Lilya nickte. „Ja, um uns zu retten.“
„Die Türken sind nicht einmal mehr unsere Verbündeten, das macht die Situation ja so verdammungswürdig“, schnaubte Beldon.„Es sollte eine Verjährungsfrist für solche Dinge geben, so schnell wie sich Bündnisse heutzutage verlagern. Nachdem acht Jahre lang niemand davon etwas bemerkt und sich niemand darum gekümmert hat, soll nun einem guten Menschen dafür der Prozess gemacht werden – das ist doch lächerlich.“
„Lucien hätte auch gar kein Interesse an dem Fall, wenn es nicht um mich ginge“, gab Philippa leise zu bedenken. „Er tut das aus reiner Gehässigkeit.“
„Das ist mehr als nur Gehässigkeit, Philippa, aber du kannst nicht die ganze Schuld auf dich nehmen. Lucien glaubt, Val steht seinem weiteren Werdegang im Wege.“
„Ich denke, wir müssen Lucien nachreisen“, meinte Philippa nach einer Weile. „Die Anklage wegen Verrats wird sich nicht aufrechterhalten lassen. Valerian hat Freunde in der Regierung, die den Prozess rasch beenden werden, sobald sie alles erfahren. Zu schade, dass sein Onkel noch im Ausland weilt. Trotzdem gibt es Leute in der Stadt, die Einspruch einlegen können. Sobald wir dort sind, wird Lilya ihre Version der Geschichte erzählen, und wir werden uns an ein paar Leute aus den höchsten Kreisen wenden. Die Vorwürfe werden dann vom Tisch sein, niemand möchte einen Helden einen Verräter nennen. Das muss Lucien doch wissen. Es wird einen kurzen Skandal geben, mehr nicht.“
Beldon nickte. „Ich stimme dir zu, Lucien weiß das. Er versucht nur, Zeit zu gewinnen. Eine Gerichtsverhandlung wäre geradezu lachhaft.
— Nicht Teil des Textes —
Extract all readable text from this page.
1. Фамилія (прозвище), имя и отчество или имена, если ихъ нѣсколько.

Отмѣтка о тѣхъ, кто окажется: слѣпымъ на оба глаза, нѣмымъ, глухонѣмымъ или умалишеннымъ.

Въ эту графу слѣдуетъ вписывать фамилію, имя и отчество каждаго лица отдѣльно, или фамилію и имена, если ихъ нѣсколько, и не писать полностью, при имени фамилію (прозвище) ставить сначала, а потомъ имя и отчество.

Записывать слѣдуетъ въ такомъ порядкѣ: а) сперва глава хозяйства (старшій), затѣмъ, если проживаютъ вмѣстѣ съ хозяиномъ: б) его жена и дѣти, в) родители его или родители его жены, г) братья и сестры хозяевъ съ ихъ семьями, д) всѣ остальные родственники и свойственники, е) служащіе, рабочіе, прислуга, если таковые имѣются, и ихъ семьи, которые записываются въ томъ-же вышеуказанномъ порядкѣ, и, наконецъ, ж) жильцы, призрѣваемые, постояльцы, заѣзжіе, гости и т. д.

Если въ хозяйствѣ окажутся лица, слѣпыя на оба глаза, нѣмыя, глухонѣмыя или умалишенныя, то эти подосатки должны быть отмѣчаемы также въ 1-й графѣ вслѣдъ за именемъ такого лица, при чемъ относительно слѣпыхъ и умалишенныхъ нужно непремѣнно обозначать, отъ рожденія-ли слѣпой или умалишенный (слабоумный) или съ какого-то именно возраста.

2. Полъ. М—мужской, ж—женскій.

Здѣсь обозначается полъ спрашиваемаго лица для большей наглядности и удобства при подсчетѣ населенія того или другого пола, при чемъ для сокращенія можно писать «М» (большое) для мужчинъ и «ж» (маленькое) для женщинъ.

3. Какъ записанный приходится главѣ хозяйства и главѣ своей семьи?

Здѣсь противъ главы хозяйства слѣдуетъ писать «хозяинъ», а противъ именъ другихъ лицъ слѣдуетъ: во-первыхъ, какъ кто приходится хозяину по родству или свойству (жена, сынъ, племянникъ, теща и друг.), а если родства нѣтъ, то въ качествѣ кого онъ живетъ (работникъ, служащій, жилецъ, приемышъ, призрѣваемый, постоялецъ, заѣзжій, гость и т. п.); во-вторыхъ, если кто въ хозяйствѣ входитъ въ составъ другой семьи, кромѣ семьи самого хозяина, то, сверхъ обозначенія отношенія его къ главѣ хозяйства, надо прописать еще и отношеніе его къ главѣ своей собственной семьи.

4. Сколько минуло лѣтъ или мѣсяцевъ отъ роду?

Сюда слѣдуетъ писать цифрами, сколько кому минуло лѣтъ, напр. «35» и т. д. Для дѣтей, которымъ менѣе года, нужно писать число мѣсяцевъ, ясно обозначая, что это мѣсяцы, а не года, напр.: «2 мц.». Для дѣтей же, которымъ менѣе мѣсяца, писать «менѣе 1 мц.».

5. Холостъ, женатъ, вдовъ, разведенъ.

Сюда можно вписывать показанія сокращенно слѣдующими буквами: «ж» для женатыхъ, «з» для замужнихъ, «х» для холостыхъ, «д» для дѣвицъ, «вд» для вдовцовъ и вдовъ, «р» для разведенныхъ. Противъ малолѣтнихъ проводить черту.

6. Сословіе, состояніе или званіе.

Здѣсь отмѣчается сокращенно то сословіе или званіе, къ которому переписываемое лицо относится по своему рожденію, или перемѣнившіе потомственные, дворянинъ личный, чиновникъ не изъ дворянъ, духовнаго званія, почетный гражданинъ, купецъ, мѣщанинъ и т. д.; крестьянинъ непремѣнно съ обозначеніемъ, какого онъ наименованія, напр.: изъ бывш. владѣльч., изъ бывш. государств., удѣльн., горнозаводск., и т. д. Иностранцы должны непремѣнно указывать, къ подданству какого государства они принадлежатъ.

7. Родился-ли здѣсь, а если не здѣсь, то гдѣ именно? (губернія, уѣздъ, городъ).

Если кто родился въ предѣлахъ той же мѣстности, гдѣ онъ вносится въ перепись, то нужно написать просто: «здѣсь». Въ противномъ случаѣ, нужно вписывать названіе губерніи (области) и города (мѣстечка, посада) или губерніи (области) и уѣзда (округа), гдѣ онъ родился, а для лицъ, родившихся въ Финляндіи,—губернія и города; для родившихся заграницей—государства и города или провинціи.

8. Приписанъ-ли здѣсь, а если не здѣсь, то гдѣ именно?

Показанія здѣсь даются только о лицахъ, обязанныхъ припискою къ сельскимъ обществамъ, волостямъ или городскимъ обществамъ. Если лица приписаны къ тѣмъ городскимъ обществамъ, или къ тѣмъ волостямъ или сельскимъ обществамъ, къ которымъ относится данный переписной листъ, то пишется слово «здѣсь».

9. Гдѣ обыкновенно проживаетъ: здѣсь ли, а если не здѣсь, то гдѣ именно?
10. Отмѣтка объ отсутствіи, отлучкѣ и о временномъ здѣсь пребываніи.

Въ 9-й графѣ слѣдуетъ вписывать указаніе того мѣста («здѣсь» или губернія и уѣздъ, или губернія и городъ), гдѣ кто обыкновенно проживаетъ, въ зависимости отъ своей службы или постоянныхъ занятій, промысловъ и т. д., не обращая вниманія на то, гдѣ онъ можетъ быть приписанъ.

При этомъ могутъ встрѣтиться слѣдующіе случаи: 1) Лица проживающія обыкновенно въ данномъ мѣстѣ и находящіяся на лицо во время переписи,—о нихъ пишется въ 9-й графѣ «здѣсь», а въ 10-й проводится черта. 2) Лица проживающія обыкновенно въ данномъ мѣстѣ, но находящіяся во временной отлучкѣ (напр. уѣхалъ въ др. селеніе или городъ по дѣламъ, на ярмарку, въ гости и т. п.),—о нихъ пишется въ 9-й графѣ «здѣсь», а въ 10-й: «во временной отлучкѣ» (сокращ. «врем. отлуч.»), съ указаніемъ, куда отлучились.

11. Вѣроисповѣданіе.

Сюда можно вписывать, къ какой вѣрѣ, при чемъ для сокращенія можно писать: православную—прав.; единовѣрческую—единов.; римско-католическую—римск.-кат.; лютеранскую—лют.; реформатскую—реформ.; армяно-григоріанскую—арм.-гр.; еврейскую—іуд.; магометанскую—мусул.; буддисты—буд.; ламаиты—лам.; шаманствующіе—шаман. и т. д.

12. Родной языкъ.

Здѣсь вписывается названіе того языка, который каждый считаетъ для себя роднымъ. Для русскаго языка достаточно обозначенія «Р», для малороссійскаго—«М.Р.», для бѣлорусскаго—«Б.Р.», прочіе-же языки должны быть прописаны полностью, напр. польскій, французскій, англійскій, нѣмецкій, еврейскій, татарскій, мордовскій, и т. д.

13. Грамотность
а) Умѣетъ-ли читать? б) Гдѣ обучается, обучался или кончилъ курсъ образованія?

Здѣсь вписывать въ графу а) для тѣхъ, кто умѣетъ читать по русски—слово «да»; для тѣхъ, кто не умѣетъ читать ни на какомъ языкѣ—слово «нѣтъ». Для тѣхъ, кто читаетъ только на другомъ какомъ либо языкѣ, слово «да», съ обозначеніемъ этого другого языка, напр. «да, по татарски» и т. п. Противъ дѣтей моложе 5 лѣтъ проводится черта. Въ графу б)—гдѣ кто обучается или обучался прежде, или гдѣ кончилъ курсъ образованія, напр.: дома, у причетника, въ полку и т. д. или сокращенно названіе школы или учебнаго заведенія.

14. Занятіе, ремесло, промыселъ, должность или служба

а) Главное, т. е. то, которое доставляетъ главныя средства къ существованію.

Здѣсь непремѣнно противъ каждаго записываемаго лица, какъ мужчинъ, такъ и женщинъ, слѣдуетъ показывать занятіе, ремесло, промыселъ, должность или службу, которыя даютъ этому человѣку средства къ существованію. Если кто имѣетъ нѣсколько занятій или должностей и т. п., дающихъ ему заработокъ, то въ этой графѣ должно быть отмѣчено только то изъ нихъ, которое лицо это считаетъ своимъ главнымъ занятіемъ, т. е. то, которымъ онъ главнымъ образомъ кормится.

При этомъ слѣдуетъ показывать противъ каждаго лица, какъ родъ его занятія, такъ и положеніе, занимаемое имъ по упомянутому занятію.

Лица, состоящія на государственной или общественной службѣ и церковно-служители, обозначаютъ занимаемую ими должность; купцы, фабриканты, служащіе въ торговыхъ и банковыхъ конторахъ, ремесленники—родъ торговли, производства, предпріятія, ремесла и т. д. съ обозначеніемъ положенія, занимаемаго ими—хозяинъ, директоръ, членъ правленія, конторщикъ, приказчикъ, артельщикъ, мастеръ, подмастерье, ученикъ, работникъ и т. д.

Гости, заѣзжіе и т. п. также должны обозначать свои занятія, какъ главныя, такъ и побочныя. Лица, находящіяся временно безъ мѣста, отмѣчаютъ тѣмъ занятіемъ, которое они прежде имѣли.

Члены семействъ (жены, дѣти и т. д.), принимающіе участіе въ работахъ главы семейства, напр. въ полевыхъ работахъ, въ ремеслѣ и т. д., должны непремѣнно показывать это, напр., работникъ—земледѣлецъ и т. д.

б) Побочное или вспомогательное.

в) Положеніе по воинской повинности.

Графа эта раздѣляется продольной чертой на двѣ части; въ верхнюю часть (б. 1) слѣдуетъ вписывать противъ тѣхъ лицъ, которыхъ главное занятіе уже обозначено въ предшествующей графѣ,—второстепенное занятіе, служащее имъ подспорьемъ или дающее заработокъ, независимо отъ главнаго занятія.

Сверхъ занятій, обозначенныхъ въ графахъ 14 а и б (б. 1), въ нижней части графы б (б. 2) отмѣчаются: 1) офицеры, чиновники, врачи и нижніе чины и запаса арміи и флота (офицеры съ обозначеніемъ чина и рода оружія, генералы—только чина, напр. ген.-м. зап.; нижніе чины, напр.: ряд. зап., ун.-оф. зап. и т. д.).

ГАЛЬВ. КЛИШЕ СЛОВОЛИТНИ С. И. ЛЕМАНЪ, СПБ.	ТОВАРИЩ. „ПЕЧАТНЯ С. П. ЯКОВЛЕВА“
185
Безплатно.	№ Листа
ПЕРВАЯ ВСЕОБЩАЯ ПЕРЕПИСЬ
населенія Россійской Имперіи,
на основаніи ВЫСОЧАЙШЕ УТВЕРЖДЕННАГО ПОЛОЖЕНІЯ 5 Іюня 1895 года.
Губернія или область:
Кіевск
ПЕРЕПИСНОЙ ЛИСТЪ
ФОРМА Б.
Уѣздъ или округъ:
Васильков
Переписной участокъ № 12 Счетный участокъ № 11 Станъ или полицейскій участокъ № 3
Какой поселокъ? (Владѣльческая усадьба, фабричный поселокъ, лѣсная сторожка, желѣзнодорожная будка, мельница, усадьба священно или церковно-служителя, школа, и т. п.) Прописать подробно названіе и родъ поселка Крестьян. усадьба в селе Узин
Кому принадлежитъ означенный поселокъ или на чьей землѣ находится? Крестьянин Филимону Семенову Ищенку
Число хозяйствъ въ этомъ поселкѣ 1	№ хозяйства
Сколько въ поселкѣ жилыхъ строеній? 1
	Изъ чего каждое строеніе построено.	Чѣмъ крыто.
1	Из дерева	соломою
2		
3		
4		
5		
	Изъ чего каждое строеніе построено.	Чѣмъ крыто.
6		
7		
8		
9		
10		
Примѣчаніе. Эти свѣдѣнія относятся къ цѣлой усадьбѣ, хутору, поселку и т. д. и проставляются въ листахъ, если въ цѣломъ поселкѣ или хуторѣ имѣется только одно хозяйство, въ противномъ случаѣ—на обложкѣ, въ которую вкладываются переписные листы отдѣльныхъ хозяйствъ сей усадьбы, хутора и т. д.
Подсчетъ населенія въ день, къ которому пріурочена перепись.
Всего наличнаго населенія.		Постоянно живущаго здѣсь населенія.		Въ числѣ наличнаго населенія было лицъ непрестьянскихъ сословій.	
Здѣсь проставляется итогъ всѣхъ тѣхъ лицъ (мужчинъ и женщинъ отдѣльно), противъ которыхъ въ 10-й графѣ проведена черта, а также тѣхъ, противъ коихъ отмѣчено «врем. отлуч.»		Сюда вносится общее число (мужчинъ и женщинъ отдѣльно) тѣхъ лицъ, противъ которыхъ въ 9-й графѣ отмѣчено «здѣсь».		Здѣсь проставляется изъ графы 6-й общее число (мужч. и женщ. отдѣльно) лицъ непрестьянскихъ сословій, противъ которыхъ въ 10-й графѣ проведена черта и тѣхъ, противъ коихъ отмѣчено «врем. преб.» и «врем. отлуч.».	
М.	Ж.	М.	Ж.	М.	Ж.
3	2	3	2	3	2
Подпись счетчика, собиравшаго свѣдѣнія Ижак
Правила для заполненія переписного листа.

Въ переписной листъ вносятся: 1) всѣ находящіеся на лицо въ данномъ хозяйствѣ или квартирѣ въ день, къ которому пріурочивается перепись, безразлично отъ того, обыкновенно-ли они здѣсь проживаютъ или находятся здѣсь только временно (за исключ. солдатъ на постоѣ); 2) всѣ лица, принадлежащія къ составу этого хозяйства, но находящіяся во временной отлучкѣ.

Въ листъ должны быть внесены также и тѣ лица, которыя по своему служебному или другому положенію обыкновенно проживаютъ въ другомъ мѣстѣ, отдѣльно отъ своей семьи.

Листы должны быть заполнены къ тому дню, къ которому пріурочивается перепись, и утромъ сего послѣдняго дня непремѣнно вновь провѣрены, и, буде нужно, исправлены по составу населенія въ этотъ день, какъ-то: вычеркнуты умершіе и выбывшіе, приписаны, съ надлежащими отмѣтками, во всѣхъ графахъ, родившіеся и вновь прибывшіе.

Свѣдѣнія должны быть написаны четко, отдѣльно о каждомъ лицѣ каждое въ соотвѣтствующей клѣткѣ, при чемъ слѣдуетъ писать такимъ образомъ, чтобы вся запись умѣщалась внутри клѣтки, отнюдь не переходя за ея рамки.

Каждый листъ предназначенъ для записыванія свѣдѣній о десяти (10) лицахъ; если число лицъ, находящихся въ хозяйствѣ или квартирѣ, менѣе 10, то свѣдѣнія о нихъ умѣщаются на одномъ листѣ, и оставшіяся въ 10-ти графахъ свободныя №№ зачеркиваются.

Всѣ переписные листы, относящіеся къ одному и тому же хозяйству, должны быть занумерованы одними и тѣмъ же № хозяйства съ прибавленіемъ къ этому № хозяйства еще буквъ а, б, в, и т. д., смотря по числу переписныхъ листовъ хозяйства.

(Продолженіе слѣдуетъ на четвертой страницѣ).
Vielleicht kann er eine Anhörung durchsetzen, aber ihm muss klar sein, dass die Anklagepunkte viel zu dünn für ein richtiges Gerichtsverfahren sind. Nein, er will Valerians Tod, bevor es überhaupt zu einer Anhörung kommt. Sobald Val im Gefängnis ist, kann ihm irgendein tragisches Unglück zustoßen, ohne dass es jemandem groß auffällt.“
Genau das hatte Philippa befürchtet. Ihr wurde eiskalt.